Associate Professor Mark Clark's "Leading High Performance Teams" class takes the concept of experiential learning to new heights.
Students in his MGMT-409 course gain an understanding of team leadership via traditional methods—readings, projects, exams—and from multiple perspectives, including the treetop view of an exhilarating ropes course.
Perhaps the most unique class assignment, the challenge course takes place outside the walls of Kogod during a Saturday or Sunday outing. Students engage in trust-building and problem-solving exercises, then climb rope ladders, swing like Tarzan, and zip down lines on the adventure course.
Sounds like a plum assignment, no?
It is, Clark admits, but it's not all fun and games. Clark became a certified team initiatives and high ropes instructor 20 years ago and has facilitated hundreds of groups, including corporate teams, campers, even juvenile delinquents.
He has taken both undergraduate and graduate Kogod students to team challenge courses for about the past seven years. "My favorite part is actually watching the students develop their confidence, relationships, and efficacy in problem solving during the course," Clark said.
Students are asked to consider and evaluate the experience from multiple points of view:
- As individual participants learning about themselves and their group's norms, strengths, and limitations;
- As “managers” assessing the team's needs, planning initiatives to address issues, and weighing costs, benefits, and follow up implementation;
- And as facilitators or coaches, determining the best methods for improving a group's dynamics and leading the process
"The key is that the planning process and choices must mindfully reflect the needs of the team, manager, and organization," Clark said. "Many businesses waste money because they don't invest enough planning to get the benefits out of experiences such as team initiatives and rope courses.

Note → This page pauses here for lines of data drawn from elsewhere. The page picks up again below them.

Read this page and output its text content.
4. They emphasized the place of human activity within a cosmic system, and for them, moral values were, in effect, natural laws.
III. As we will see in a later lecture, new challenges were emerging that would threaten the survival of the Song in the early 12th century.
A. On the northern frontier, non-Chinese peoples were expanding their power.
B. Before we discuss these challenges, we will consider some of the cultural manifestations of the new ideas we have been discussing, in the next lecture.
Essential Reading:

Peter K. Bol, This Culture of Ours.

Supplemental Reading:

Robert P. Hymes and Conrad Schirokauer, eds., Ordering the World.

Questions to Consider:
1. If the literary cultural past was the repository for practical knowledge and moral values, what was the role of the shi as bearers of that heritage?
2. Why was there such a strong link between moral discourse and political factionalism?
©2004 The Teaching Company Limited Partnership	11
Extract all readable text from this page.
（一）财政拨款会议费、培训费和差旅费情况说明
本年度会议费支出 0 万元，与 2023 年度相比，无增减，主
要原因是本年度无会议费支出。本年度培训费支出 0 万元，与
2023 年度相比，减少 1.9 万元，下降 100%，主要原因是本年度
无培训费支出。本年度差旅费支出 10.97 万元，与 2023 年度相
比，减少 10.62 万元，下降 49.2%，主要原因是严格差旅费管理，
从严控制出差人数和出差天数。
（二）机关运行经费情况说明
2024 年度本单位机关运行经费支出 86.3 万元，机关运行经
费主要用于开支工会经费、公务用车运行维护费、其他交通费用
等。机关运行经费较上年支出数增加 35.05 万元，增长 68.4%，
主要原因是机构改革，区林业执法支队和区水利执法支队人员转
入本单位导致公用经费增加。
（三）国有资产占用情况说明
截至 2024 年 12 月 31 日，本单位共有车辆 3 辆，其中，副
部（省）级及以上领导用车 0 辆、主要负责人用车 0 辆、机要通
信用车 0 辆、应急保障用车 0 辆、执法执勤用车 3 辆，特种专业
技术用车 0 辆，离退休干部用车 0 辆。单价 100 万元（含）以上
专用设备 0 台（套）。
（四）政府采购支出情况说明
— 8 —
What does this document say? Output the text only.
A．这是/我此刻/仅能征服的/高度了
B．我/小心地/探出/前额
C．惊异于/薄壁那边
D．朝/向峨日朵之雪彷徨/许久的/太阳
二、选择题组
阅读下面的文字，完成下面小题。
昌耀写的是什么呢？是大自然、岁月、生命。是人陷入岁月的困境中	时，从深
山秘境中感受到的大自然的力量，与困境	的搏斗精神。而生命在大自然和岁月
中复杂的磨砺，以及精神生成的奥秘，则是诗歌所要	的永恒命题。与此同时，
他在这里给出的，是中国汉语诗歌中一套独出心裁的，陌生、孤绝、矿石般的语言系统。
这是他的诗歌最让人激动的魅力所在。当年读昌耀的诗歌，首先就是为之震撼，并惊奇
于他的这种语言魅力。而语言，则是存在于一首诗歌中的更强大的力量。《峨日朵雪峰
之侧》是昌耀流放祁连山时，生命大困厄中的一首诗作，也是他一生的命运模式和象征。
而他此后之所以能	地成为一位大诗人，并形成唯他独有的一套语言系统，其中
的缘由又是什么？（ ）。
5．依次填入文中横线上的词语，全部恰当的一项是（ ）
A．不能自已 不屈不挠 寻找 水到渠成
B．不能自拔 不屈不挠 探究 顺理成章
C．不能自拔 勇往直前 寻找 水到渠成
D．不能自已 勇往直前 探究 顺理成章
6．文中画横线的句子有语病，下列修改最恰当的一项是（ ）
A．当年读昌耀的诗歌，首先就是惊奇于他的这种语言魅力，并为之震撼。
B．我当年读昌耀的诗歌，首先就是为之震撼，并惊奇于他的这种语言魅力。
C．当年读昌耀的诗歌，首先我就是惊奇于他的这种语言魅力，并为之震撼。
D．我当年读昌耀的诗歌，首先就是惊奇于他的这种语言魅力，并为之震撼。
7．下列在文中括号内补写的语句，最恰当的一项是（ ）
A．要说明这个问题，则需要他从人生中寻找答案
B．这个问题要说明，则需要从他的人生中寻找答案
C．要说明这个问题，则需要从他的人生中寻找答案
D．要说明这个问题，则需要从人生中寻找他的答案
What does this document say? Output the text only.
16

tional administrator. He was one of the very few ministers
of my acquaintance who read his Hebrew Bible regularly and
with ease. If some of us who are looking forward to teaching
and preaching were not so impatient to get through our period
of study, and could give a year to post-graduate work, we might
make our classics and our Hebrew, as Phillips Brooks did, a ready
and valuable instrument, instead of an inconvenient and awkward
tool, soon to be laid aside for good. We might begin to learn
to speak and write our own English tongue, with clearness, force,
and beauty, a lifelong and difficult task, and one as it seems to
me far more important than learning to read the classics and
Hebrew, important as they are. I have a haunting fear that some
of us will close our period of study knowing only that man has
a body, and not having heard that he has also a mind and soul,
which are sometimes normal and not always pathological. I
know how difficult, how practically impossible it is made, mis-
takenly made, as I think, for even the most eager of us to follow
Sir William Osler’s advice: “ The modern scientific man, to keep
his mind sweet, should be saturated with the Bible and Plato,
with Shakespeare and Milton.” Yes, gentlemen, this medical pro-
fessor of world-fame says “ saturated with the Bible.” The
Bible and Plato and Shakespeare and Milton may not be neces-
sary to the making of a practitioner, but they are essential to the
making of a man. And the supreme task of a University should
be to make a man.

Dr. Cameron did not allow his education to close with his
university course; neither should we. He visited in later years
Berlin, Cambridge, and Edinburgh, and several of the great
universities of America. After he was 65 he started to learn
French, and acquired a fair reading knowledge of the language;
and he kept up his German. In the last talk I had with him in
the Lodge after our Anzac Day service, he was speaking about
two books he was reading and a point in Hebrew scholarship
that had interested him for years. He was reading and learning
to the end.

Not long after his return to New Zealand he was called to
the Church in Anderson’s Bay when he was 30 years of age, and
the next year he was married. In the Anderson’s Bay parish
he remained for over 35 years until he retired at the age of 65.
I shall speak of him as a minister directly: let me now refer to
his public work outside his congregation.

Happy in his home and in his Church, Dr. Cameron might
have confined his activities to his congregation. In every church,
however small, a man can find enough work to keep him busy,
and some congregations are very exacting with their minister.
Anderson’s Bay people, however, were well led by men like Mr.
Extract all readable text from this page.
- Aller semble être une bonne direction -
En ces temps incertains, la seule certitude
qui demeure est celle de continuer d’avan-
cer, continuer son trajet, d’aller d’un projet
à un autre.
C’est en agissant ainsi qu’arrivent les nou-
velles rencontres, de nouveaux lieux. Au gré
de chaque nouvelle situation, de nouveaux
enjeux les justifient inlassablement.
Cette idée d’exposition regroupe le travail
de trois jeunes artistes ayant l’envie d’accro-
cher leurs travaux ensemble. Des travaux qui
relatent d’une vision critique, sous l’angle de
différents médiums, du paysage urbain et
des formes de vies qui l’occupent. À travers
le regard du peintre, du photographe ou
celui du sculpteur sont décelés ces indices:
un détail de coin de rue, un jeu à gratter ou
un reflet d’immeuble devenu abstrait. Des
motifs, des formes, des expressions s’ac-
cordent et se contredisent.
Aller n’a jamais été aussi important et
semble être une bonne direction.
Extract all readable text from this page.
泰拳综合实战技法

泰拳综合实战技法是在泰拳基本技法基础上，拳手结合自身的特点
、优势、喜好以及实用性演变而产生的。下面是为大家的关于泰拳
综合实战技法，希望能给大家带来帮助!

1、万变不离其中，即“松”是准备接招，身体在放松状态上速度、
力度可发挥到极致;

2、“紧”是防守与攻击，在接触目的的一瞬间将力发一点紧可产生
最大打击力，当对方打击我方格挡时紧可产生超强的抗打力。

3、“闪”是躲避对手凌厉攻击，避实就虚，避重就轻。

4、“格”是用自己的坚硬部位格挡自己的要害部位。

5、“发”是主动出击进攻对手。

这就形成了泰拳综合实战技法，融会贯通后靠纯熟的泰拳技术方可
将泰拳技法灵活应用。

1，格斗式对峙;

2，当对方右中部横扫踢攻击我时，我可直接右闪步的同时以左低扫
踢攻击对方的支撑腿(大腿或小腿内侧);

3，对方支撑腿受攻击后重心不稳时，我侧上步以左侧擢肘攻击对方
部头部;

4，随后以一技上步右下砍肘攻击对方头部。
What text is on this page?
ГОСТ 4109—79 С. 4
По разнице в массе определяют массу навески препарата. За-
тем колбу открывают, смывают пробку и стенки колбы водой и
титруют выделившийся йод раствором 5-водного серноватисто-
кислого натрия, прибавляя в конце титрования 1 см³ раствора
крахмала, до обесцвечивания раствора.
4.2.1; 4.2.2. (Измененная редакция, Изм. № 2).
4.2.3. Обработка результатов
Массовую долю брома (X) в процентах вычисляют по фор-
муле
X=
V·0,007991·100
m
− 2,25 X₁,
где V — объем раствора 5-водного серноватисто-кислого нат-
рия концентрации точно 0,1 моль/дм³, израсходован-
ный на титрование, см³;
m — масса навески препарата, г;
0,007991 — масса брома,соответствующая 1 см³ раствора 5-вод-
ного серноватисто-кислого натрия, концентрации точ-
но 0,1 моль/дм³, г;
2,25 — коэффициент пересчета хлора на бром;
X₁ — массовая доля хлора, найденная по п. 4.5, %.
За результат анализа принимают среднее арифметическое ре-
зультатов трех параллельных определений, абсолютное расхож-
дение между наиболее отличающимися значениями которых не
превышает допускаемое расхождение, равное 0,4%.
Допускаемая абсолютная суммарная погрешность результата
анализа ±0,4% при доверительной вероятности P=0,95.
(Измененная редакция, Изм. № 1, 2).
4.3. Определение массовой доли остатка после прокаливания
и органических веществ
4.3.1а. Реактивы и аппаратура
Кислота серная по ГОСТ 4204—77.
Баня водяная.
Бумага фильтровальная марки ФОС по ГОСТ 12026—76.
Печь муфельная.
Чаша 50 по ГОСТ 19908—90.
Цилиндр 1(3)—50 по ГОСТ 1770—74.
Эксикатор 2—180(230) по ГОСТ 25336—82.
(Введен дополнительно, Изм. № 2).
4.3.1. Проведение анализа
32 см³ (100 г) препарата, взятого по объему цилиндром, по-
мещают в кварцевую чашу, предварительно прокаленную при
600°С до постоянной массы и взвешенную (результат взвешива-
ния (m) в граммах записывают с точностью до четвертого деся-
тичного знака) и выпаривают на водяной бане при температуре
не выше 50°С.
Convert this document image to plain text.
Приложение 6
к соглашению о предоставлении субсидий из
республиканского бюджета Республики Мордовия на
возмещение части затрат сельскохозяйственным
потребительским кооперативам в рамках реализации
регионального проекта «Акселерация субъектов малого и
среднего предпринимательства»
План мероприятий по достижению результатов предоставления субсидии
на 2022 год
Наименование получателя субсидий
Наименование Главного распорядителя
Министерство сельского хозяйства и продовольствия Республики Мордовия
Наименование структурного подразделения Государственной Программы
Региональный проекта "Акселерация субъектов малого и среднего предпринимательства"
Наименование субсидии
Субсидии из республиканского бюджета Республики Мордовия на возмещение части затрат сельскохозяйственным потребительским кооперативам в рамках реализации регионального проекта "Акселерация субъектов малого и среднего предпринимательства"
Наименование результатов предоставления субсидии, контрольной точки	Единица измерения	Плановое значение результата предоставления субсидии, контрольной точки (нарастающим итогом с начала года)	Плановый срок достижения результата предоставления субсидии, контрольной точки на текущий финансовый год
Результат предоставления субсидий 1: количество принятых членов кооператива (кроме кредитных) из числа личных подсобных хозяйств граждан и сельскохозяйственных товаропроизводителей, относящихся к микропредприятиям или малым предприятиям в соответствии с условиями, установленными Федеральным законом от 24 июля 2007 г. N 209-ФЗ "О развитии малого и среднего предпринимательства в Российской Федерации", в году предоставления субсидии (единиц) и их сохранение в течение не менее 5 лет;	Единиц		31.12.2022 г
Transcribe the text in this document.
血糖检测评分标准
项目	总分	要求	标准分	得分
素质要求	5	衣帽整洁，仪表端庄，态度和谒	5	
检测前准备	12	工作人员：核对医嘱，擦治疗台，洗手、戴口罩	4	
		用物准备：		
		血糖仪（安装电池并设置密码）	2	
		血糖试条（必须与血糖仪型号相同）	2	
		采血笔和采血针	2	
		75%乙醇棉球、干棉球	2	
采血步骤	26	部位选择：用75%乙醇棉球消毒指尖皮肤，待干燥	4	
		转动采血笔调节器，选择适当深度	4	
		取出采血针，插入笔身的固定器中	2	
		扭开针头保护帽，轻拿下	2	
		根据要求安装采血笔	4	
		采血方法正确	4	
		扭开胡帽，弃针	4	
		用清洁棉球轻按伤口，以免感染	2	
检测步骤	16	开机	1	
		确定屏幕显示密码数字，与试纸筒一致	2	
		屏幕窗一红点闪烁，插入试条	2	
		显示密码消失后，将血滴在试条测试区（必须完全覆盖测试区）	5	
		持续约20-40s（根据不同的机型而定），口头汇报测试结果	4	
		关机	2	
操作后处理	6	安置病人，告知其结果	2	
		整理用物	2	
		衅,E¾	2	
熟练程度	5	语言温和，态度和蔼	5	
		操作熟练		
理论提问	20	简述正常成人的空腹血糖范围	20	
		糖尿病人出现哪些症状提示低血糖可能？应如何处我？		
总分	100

"Even when the main managerial objective is for their work team to have some fun, failing to structure the exercise appropriately can actually break down the team more than it helps."
Clark's research interests dovetail with the course material: his work examines team management, including the effects of diversity and knowledge processing, and strategic human resources. He's studied a variety of teams, including cancer survivor support groups; sailing teams in the prestigious America’s Cup tournament; surgical teams in medicine; geographically dispersed teams, and others.